2010, Science Daily, Dec. 17
“Europe’s cold winters and the warmth of the planet as a whole might even be linked. There is some evidence that the summer heat stored in the newly ice-free seas north of Siberia may induce shifts in the atmosphere’s circulation, when the heat is given up to the air in subsequent autumns and winters. Those shifts might in turn encourage seasonal patterns in which the Arctic is warm and the continents below it cold, as in early 2010. Since the sea-ice area looks likely to go on shrinking, such a link, if indeed it exists, would probably mean more cold winters in Britain and much of Europe.”

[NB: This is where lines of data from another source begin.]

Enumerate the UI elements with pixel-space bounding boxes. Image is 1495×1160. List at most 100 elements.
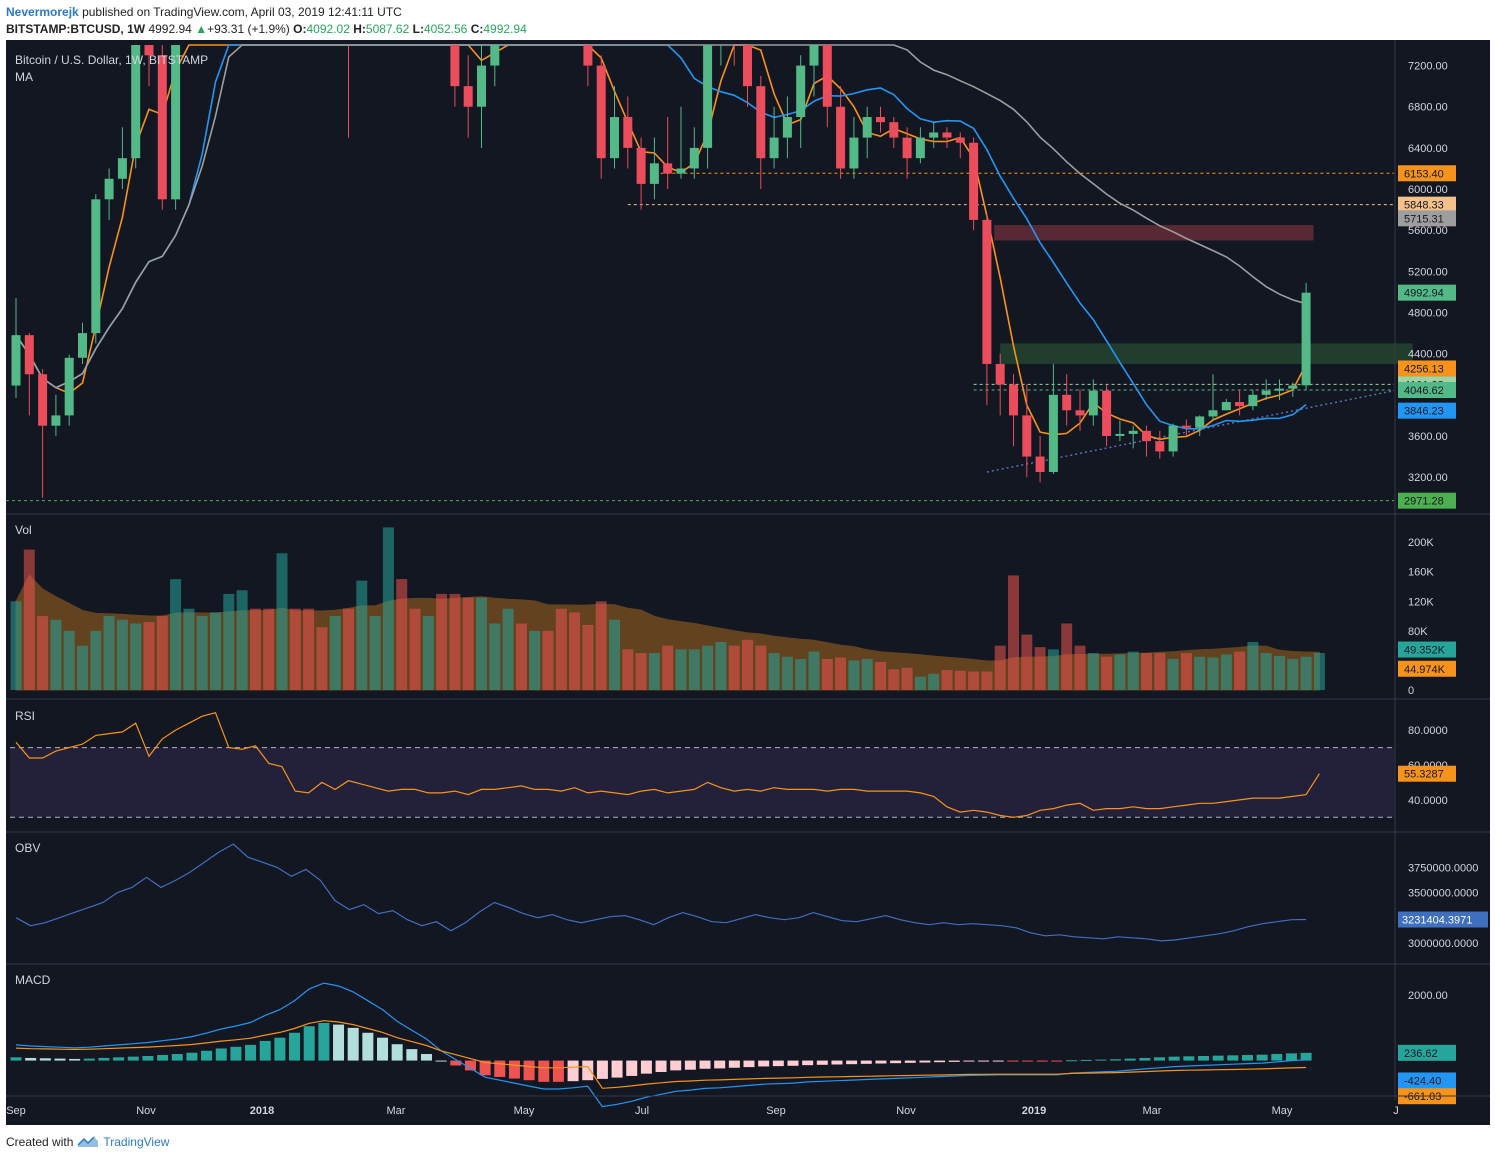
chart-canvas[interactable]: 7200.00 6800.00 6400.00 6000.00 5600.00 5200.… — [6, 40, 1490, 1125]
candle-body — [171, 45, 181, 200]
rsi-tick-label: 80.0000 — [1408, 725, 1448, 737]
candle-body — [1288, 385, 1298, 389]
volume-bar — [409, 608, 421, 690]
volume-bar — [289, 608, 301, 690]
volume-bar — [1313, 653, 1325, 690]
candle-body — [78, 333, 87, 358]
chart-area[interactable]: 7200.00 6800.00 6400.00 6000.00 5600.00 5200.… — [6, 40, 1490, 1125]
volume-bar — [688, 649, 700, 690]
volume-bar — [529, 630, 541, 690]
macd-histogram-bar — [420, 1054, 432, 1061]
volume-bar — [236, 590, 248, 690]
time-tick-label: Sep — [6, 1105, 26, 1117]
macd-histogram-bar — [54, 1058, 66, 1061]
rsi-band — [10, 747, 1394, 818]
macd-histogram-bar — [113, 1057, 125, 1061]
volume-value-label: 44.974K — [1404, 664, 1446, 676]
open-label: O: — [293, 22, 307, 36]
volume-bar — [662, 645, 674, 690]
obv-line — [15, 843, 1307, 942]
price-level-tag — [1398, 492, 1456, 509]
volume-tick-label: 200K — [1408, 537, 1434, 549]
price-level-tag — [1398, 210, 1456, 227]
volume-bar — [170, 579, 182, 690]
price-level-tag — [1398, 284, 1456, 301]
volume-bar — [449, 593, 461, 690]
volume-bar — [1141, 653, 1152, 690]
macd-histogram-bar — [406, 1049, 418, 1061]
candle-body — [1035, 456, 1045, 472]
author-link[interactable]: Nevermorejk — [6, 5, 79, 19]
volume-value-tag — [1398, 641, 1456, 658]
rsi-value-label: 55.3287 — [1404, 769, 1444, 781]
volume-pane: 200K 160K 120K 80K 0 49.352K 44.974K — [10, 527, 1456, 697]
price-tick-label: 4800.00 — [1408, 308, 1448, 320]
candle-body — [703, 45, 713, 148]
volume-bar — [303, 608, 315, 690]
volume-bar — [476, 597, 487, 690]
volume-bar — [90, 630, 102, 690]
macd-histogram-bar — [1256, 1054, 1268, 1061]
volume-bar — [675, 649, 687, 690]
obv-value-tag — [1398, 911, 1488, 928]
macd-histogram-bar — [758, 1060, 770, 1067]
high-value: 5087.62 — [365, 22, 410, 36]
candle-body — [1075, 410, 1085, 416]
volume-bar — [1274, 656, 1285, 690]
candle-body — [1142, 430, 1151, 442]
volume-bar — [1260, 653, 1272, 690]
macd-histogram-bar — [699, 1060, 711, 1069]
price-level-tag — [1398, 382, 1456, 399]
created-with-label: Created with — [6, 1135, 74, 1149]
change-value: +93.31 (+1.9%) — [207, 22, 290, 36]
macd-histogram-bar — [567, 1060, 579, 1082]
volume-bar — [968, 671, 980, 690]
macd-histogram-bar — [655, 1060, 667, 1073]
volume-bar — [795, 658, 807, 690]
volume-bar — [755, 645, 767, 690]
macd-histogram-bar — [1080, 1059, 1092, 1061]
candle-body — [676, 168, 686, 174]
macd-histogram-bar — [670, 1060, 682, 1071]
price-level-label: 4992.94 — [1404, 288, 1444, 300]
volume-bar — [835, 657, 847, 690]
candle-body — [104, 178, 114, 200]
tradingview-brand[interactable]: TradingView — [103, 1135, 170, 1149]
price-level-label: 2971.28 — [1404, 496, 1444, 508]
candle-body — [51, 415, 61, 426]
volume-bar — [1101, 656, 1113, 690]
volume-bar — [861, 658, 873, 690]
time-tick-label: 2019 — [1022, 1105, 1046, 1117]
time-tick-label: May — [514, 1105, 535, 1117]
high-label: H: — [353, 22, 366, 36]
price-level-label: 3846.23 — [1404, 406, 1444, 418]
candle-body — [1195, 416, 1205, 428]
candle-body — [1208, 410, 1218, 417]
macd-histogram-bar — [934, 1060, 946, 1063]
volume-bar — [555, 608, 567, 690]
macd-histogram-bar — [435, 1060, 447, 1062]
macd-histogram-bar — [245, 1044, 257, 1061]
candle-body — [1009, 384, 1018, 416]
candle-body — [1128, 430, 1138, 434]
macd-histogram-bar — [494, 1060, 506, 1077]
volume-bar — [1207, 657, 1219, 690]
macd-histogram-bar — [978, 1060, 990, 1062]
publish-date: published on TradingView.com, April 03, … — [82, 5, 402, 19]
volume-bar — [249, 608, 261, 690]
open-value: 4092.02 — [306, 22, 350, 36]
volume-bar — [569, 612, 581, 690]
volume-bar — [276, 553, 288, 690]
ma-indicator-label: MA — [15, 70, 33, 84]
volume-bar — [143, 622, 155, 690]
volume-bar — [436, 593, 448, 690]
macd-histogram-bar — [391, 1044, 403, 1061]
candle-body — [1168, 425, 1178, 452]
macd-histogram-bar — [787, 1060, 799, 1066]
macd-histogram-bar — [1110, 1059, 1122, 1061]
macd-histogram-bar — [523, 1060, 535, 1081]
candle-body — [649, 163, 659, 184]
close-value: 4992.94 — [483, 22, 527, 36]
volume-bar — [1220, 654, 1232, 690]
volume-bar — [1061, 623, 1073, 690]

– 2010, The Economist, Dec. 2.
“But while piles of snow blocking your driveway hardly conjure images of a dangerously warming world, it doesn’t mean that climate change is a myth. The World Meteorological Organization recently reported that 2010 is almost certainly going to be one of the three warmest years on record, while 2001 to 2010 is already the hottest decade in recorded history. Indeed, according to some scientists, all of these events may actually be connected.

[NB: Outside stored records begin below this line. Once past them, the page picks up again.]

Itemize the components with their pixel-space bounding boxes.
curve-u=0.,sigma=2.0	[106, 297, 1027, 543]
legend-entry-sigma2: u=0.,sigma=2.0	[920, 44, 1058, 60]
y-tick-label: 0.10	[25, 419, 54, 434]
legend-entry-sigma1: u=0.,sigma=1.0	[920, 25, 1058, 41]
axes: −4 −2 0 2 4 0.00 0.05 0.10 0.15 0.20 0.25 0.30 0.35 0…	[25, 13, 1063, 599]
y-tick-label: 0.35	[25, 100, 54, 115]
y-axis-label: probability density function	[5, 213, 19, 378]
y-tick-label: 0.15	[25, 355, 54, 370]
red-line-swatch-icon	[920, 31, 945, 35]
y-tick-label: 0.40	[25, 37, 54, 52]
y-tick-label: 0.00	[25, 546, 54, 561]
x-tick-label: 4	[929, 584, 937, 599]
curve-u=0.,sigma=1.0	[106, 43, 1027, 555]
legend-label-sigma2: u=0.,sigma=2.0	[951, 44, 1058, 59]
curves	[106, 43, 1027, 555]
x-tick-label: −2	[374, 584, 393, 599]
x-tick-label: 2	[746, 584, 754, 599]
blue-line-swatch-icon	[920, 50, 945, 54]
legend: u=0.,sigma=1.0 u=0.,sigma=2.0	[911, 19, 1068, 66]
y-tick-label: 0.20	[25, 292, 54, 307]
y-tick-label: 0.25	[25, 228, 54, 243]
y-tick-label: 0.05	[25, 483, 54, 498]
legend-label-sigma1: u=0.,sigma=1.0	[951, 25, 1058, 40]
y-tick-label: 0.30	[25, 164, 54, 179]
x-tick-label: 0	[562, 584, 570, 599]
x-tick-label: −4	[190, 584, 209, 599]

“One theory is that a warmer Arctic may actually lead to colder and snowier winters in the northern mid-latitudes. Even as countries like Britain — suffering through the coldest December on record — deal with low temperatures and unusual snow, the Arctic has kept on warming, with Greenland and Arctic Canada experiencing the hottest year on record.“
– 2010 Bryan Walsh, Time magazine
Bryan Walsh deserves a special award for climatological contortionism. Five months earlier, while discussing climate change’s predicted effects on agriculture, Walsh said matter-of-factly that climate change meant warmer winters:
“Of course, as writers like the climate contrarian Bjorn Lomborg have pointed out, cold winters tend to be even more deadly that hot summers, and since climate change will mean warmer winters as well, the overall impact on mortality might be blunted. But sizzling heat could ruin agriculture as well: a study in Science last July found a more than 90% chance that by the end of the century, average growing-season temperatures would be hotter than the most extreme levels recorded in the past, as I wrote on TIME.com last summer. . . Warmer winters won’t do us much good if we can’t feed ourselves while enjoying a balmy February. Something to think about during summer on Planet Earth.”